Quant à un traitement raisonné avec insecticide, il se
réalise avec un insecticide micro encapsulé (pour que les punaises
s’empoisonnent mutuellement), appliqué là où sont repérés les traces de passage
et refuges et, bien sûr, les punaises vivantes. Pour donner une idée de la
quantité d’insecticide pulvérisé en raisonné dans une chambre faiblement
infesté, le temps total de pulvérisation est de moins d’une minute.
Un détail qui a son importance : le traitement d’une
faible infestation dans une chambre à coucher exige au minimum une heure de
travail méticuleux ; nous avons bien écrit « au minimum une heure de travail méticuleux ». Le long exposé
sur la biologie de Cimex Lectularius permet de comprendre pourquoi…
Le couplet sur le recours nécessaire aux professionnels pour
traiter la punaise est déplorable vu le sujet de la thèse.

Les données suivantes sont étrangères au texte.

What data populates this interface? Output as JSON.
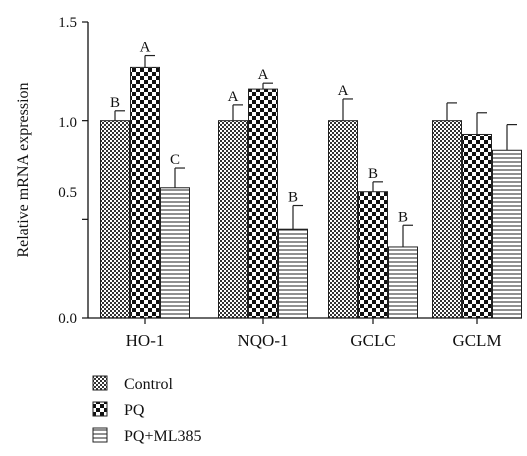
{
  "chart_data": {
    "type": "bar",
    "ylabel": "Relative mRNA expression",
    "ylim": [
      0,
      1.5
    ],
    "yticks": [
      "0.0",
      "0.5",
      "1.0",
      "1.5"
    ],
    "categories": [
      "HO-1",
      "NQO-1",
      "GCLC",
      "GCLM"
    ],
    "series": [
      {
        "name": "Control",
        "values": [
          1.0,
          1.0,
          1.0,
          1.0
        ],
        "errors": [
          0.05,
          0.08,
          0.11,
          0.09
        ],
        "labels": [
          "B",
          "A",
          "A",
          ""
        ],
        "pattern": "fine-checker"
      },
      {
        "name": "PQ",
        "values": [
          1.27,
          1.16,
          0.64,
          0.93
        ],
        "errors": [
          0.06,
          0.03,
          0.05,
          0.11
        ],
        "labels": [
          "A",
          "A",
          "B",
          ""
        ],
        "pattern": "coarse-checker"
      },
      {
        "name": "PQ+ML385",
        "values": [
          0.66,
          0.45,
          0.36,
          0.85
        ],
        "errors": [
          0.1,
          0.12,
          0.11,
          0.13
        ],
        "labels": [
          "C",
          "B",
          "B",
          ""
        ],
        "pattern": "horizontal-lines"
      }
    ],
    "legend_position": "bottom-left",
    "grid": false
  }
}
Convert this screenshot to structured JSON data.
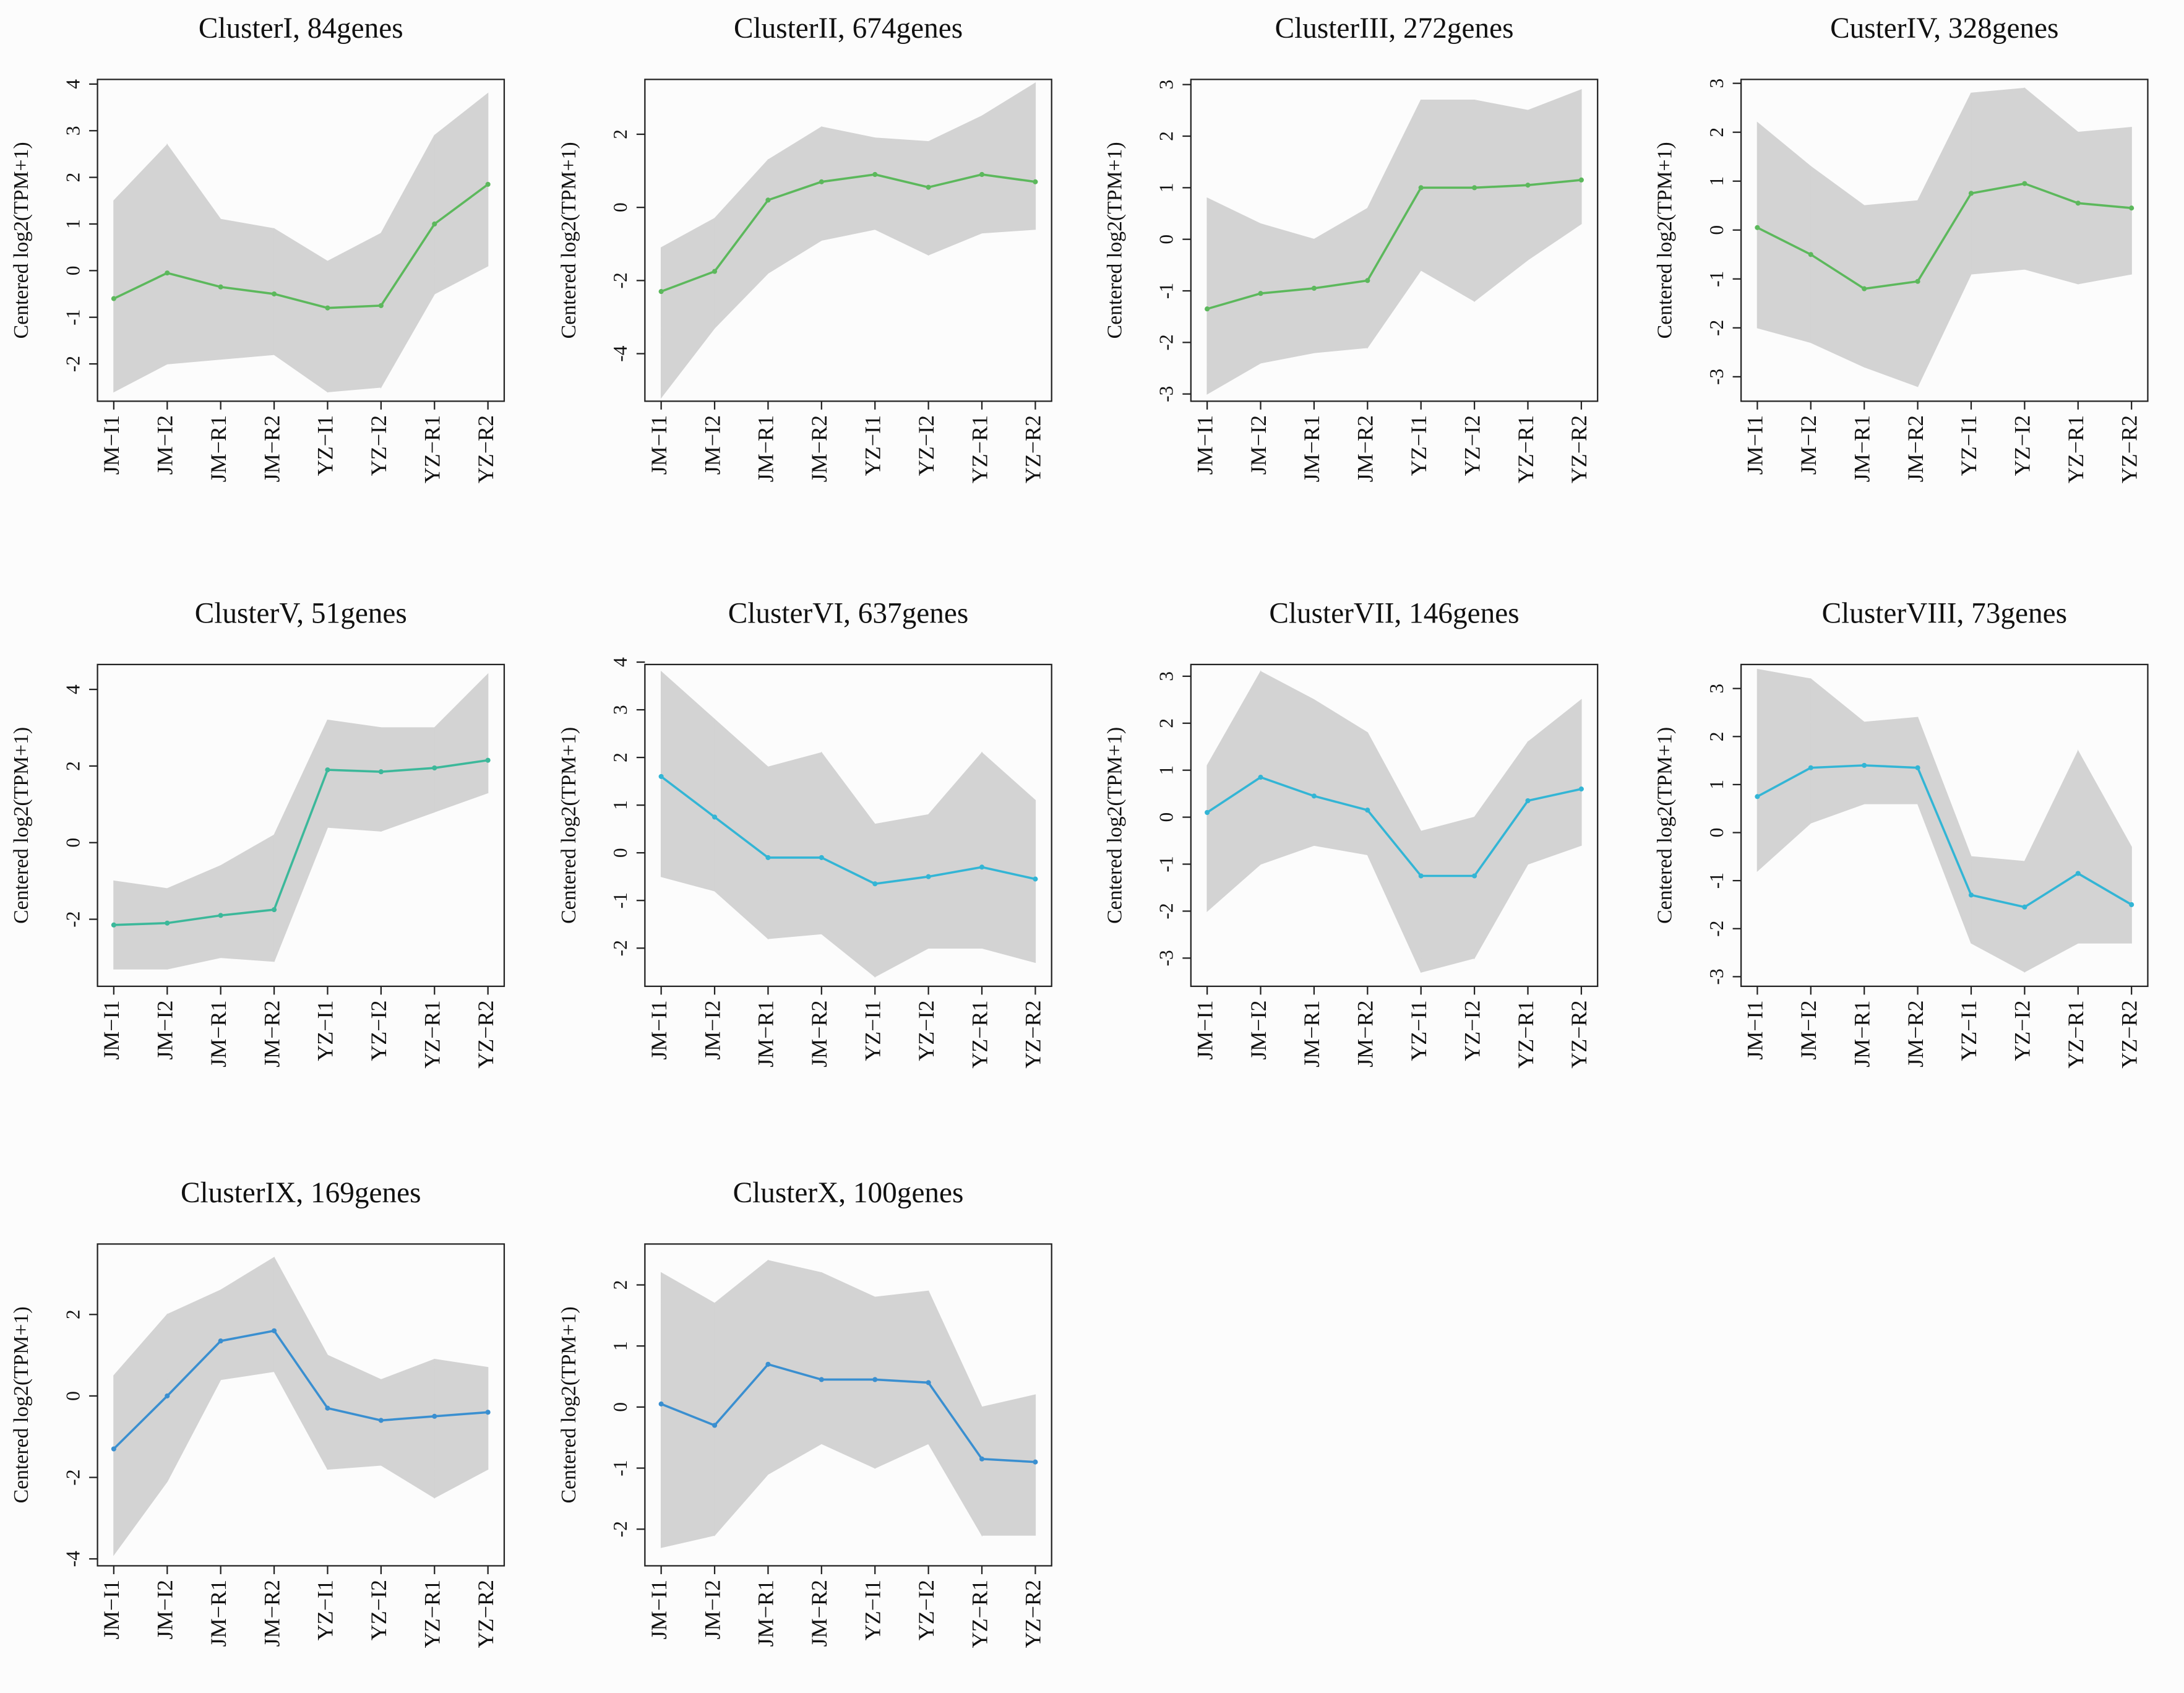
{
  "chart_data": [
    {
      "type": "line",
      "title": "ClusterI, 84genes",
      "ylabel": "Centered log2(TPM+1)",
      "categories": [
        "JM−I1",
        "JM−I2",
        "JM−R1",
        "JM−R2",
        "YZ−I1",
        "YZ−I2",
        "YZ−R1",
        "YZ−R2"
      ],
      "ylim": [
        -2.8,
        4.1
      ],
      "yticks": [
        -2,
        -1,
        0,
        1,
        2,
        3,
        4
      ],
      "range": {
        "color": "#d3d3d3",
        "low": [
          -2.6,
          -2.0,
          -1.9,
          -1.8,
          -2.6,
          -2.5,
          -0.5,
          0.1
        ],
        "high": [
          1.5,
          2.7,
          1.1,
          0.9,
          0.2,
          0.8,
          2.9,
          3.8
        ]
      },
      "series": [
        {
          "color": "#5cb85c",
          "values": [
            -0.6,
            -0.05,
            -0.35,
            -0.5,
            -0.8,
            -0.75,
            1.0,
            1.85
          ]
        }
      ]
    },
    {
      "type": "line",
      "title": "ClusterII, 674genes",
      "ylabel": "Centered log2(TPM+1)",
      "categories": [
        "JM−I1",
        "JM−I2",
        "JM−R1",
        "JM−R2",
        "YZ−I1",
        "YZ−I2",
        "YZ−R1",
        "YZ−R2"
      ],
      "ylim": [
        -5.3,
        3.5
      ],
      "yticks": [
        -4,
        -2,
        0,
        2
      ],
      "range": {
        "color": "#d3d3d3",
        "low": [
          -5.2,
          -3.3,
          -1.8,
          -0.9,
          -0.6,
          -1.3,
          -0.7,
          -0.6
        ],
        "high": [
          -1.1,
          -0.3,
          1.3,
          2.2,
          1.9,
          1.8,
          2.5,
          3.4
        ]
      },
      "series": [
        {
          "color": "#5cb85c",
          "values": [
            -2.3,
            -1.75,
            0.2,
            0.7,
            0.9,
            0.55,
            0.9,
            0.7
          ]
        }
      ]
    },
    {
      "type": "line",
      "title": "ClusterIII, 272genes",
      "ylabel": "Centered log2(TPM+1)",
      "categories": [
        "JM−I1",
        "JM−I2",
        "JM−R1",
        "JM−R2",
        "YZ−I1",
        "YZ−I2",
        "YZ−R1",
        "YZ−R2"
      ],
      "ylim": [
        -3.14,
        3.1
      ],
      "yticks": [
        -3,
        -2,
        -1,
        0,
        1,
        2,
        3
      ],
      "range": {
        "color": "#d3d3d3",
        "low": [
          -3.0,
          -2.4,
          -2.2,
          -2.1,
          -0.6,
          -1.2,
          -0.4,
          0.3
        ],
        "high": [
          0.8,
          0.3,
          0.0,
          0.6,
          2.7,
          2.7,
          2.5,
          2.9
        ]
      },
      "series": [
        {
          "color": "#5cb85c",
          "values": [
            -1.35,
            -1.05,
            -0.95,
            -0.8,
            1.0,
            1.0,
            1.05,
            1.15
          ]
        }
      ]
    },
    {
      "type": "line",
      "title": "CusterIV, 328genes",
      "ylabel": "Centered log2(TPM+1)",
      "categories": [
        "JM−I1",
        "JM−I2",
        "JM−R1",
        "JM−R2",
        "YZ−I1",
        "YZ−I2",
        "YZ−R1",
        "YZ−R2"
      ],
      "ylim": [
        -3.5,
        3.08
      ],
      "yticks": [
        -3,
        -2,
        -1,
        0,
        1,
        2,
        3
      ],
      "range": {
        "color": "#d3d3d3",
        "low": [
          -2.0,
          -2.3,
          -2.8,
          -3.2,
          -0.9,
          -0.8,
          -1.1,
          -0.9
        ],
        "high": [
          2.2,
          1.3,
          0.5,
          0.6,
          2.8,
          2.9,
          2.0,
          2.1
        ]
      },
      "series": [
        {
          "color": "#5cb85c",
          "values": [
            0.05,
            -0.5,
            -1.2,
            -1.05,
            0.75,
            0.95,
            0.55,
            0.45
          ]
        }
      ]
    },
    {
      "type": "line",
      "title": "ClusterV, 51genes",
      "ylabel": "Centered log2(TPM+1)",
      "categories": [
        "JM−I1",
        "JM−I2",
        "JM−R1",
        "JM−R2",
        "YZ−I1",
        "YZ−I2",
        "YZ−R1",
        "YZ−R2"
      ],
      "ylim": [
        -3.75,
        4.65
      ],
      "yticks": [
        -2,
        0,
        2,
        4
      ],
      "range": {
        "color": "#d3d3d3",
        "low": [
          -3.3,
          -3.3,
          -3.0,
          -3.1,
          0.4,
          0.3,
          0.8,
          1.3
        ],
        "high": [
          -1.0,
          -1.2,
          -0.6,
          0.2,
          3.2,
          3.0,
          3.0,
          4.4
        ]
      },
      "series": [
        {
          "color": "#3cb89a",
          "values": [
            -2.15,
            -2.1,
            -1.9,
            -1.75,
            1.9,
            1.85,
            1.95,
            2.15
          ]
        }
      ]
    },
    {
      "type": "line",
      "title": "ClusterVI, 637genes",
      "ylabel": "Centered log2(TPM+1)",
      "categories": [
        "JM−I1",
        "JM−I2",
        "JM−R1",
        "JM−R2",
        "YZ−I1",
        "YZ−I2",
        "YZ−R1",
        "YZ−R2"
      ],
      "ylim": [
        -2.8,
        3.95
      ],
      "yticks": [
        -2,
        -1,
        0,
        1,
        2,
        3,
        4
      ],
      "range": {
        "color": "#d3d3d3",
        "low": [
          -0.5,
          -0.8,
          -1.8,
          -1.7,
          -2.6,
          -2.0,
          -2.0,
          -2.3
        ],
        "high": [
          3.8,
          2.8,
          1.8,
          2.1,
          0.6,
          0.8,
          2.1,
          1.1
        ]
      },
      "series": [
        {
          "color": "#33b5d5",
          "values": [
            1.6,
            0.75,
            -0.1,
            -0.1,
            -0.65,
            -0.5,
            -0.3,
            -0.55
          ]
        }
      ]
    },
    {
      "type": "line",
      "title": "ClusterVII, 146genes",
      "ylabel": "Centered log2(TPM+1)",
      "categories": [
        "JM−I1",
        "JM−I2",
        "JM−R1",
        "JM−R2",
        "YZ−I1",
        "YZ−I2",
        "YZ−R1",
        "YZ−R2"
      ],
      "ylim": [
        -3.6,
        3.25
      ],
      "yticks": [
        -3,
        -2,
        -1,
        0,
        1,
        2,
        3
      ],
      "range": {
        "color": "#d3d3d3",
        "low": [
          -2.0,
          -1.0,
          -0.6,
          -0.8,
          -3.3,
          -3.0,
          -1.0,
          -0.6
        ],
        "high": [
          1.1,
          3.1,
          2.5,
          1.8,
          -0.3,
          0.0,
          1.6,
          2.5
        ]
      },
      "series": [
        {
          "color": "#33b5d5",
          "values": [
            0.1,
            0.85,
            0.45,
            0.15,
            -1.25,
            -1.25,
            0.35,
            0.6
          ]
        }
      ]
    },
    {
      "type": "line",
      "title": "ClusterVIII, 73genes",
      "ylabel": "Centered log2(TPM+1)",
      "categories": [
        "JM−I1",
        "JM−I2",
        "JM−R1",
        "JM−R2",
        "YZ−I1",
        "YZ−I2",
        "YZ−R1",
        "YZ−R2"
      ],
      "ylim": [
        -3.2,
        3.5
      ],
      "yticks": [
        -3,
        -2,
        -1,
        0,
        1,
        2,
        3
      ],
      "range": {
        "color": "#d3d3d3",
        "low": [
          -0.8,
          0.2,
          0.6,
          0.6,
          -2.3,
          -2.9,
          -2.3,
          -2.3
        ],
        "high": [
          3.4,
          3.2,
          2.3,
          2.4,
          -0.5,
          -0.6,
          1.7,
          -0.3
        ]
      },
      "series": [
        {
          "color": "#33b5d5",
          "values": [
            0.75,
            1.35,
            1.4,
            1.35,
            -1.3,
            -1.55,
            -0.85,
            -1.5
          ]
        }
      ]
    },
    {
      "type": "line",
      "title": "ClusterIX, 169genes",
      "ylabel": "Centered log2(TPM+1)",
      "categories": [
        "JM−I1",
        "JM−I2",
        "JM−R1",
        "JM−R2",
        "YZ−I1",
        "YZ−I2",
        "YZ−R1",
        "YZ−R2"
      ],
      "ylim": [
        -4.17,
        3.73
      ],
      "yticks": [
        -4,
        -2,
        0,
        2
      ],
      "range": {
        "color": "#d3d3d3",
        "low": [
          -3.9,
          -2.1,
          0.4,
          0.6,
          -1.8,
          -1.7,
          -2.5,
          -1.8
        ],
        "high": [
          0.5,
          2.0,
          2.6,
          3.4,
          1.0,
          0.4,
          0.9,
          0.7
        ]
      },
      "series": [
        {
          "color": "#3a8fd0",
          "values": [
            -1.3,
            0.0,
            1.35,
            1.6,
            -0.3,
            -0.6,
            -0.5,
            -0.4
          ]
        }
      ]
    },
    {
      "type": "line",
      "title": "ClusterX, 100genes",
      "ylabel": "Centered log2(TPM+1)",
      "categories": [
        "JM−I1",
        "JM−I2",
        "JM−R1",
        "JM−R2",
        "YZ−I1",
        "YZ−I2",
        "YZ−R1",
        "YZ−R2"
      ],
      "ylim": [
        -2.6,
        2.67
      ],
      "yticks": [
        -2,
        -1,
        0,
        1,
        2
      ],
      "range": {
        "color": "#d3d3d3",
        "low": [
          -2.3,
          -2.1,
          -1.1,
          -0.6,
          -1.0,
          -0.6,
          -2.1,
          -2.1
        ],
        "high": [
          2.2,
          1.7,
          2.4,
          2.2,
          1.8,
          1.9,
          0.0,
          0.2
        ]
      },
      "series": [
        {
          "color": "#3a8fd0",
          "values": [
            0.05,
            -0.3,
            0.7,
            0.45,
            0.45,
            0.4,
            -0.85,
            -0.9
          ]
        }
      ]
    }
  ]
}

Il y a de telles
disparités chez eux que les recommander « génériquement » est
irresponsable : très peu savent traiter la punaise avec zéro insecticide
ou en raisonné (avec très peu d’insecticide).
Bref, pour une thèse de doctorat qui s’intitule « Lutte intégrée contre deux insectes
synanthropes Blatella germanica et Cimex lectularius », nous avons un
bel emballage (beaucoup de texte et de belles photos) avec une étiquette
accrocheuse, mais rien de bien intéressant en matière de techniques de lutte,
car non seulement rien de nouveau ou de novateur n’est exposé, mais sont
totalement ignorées les techniques de lutte raisonnée.
Rassurons-nous, cela n’a pas empêché Mme Agnés Mourier
d’obtenir son doctorat en pharmacie.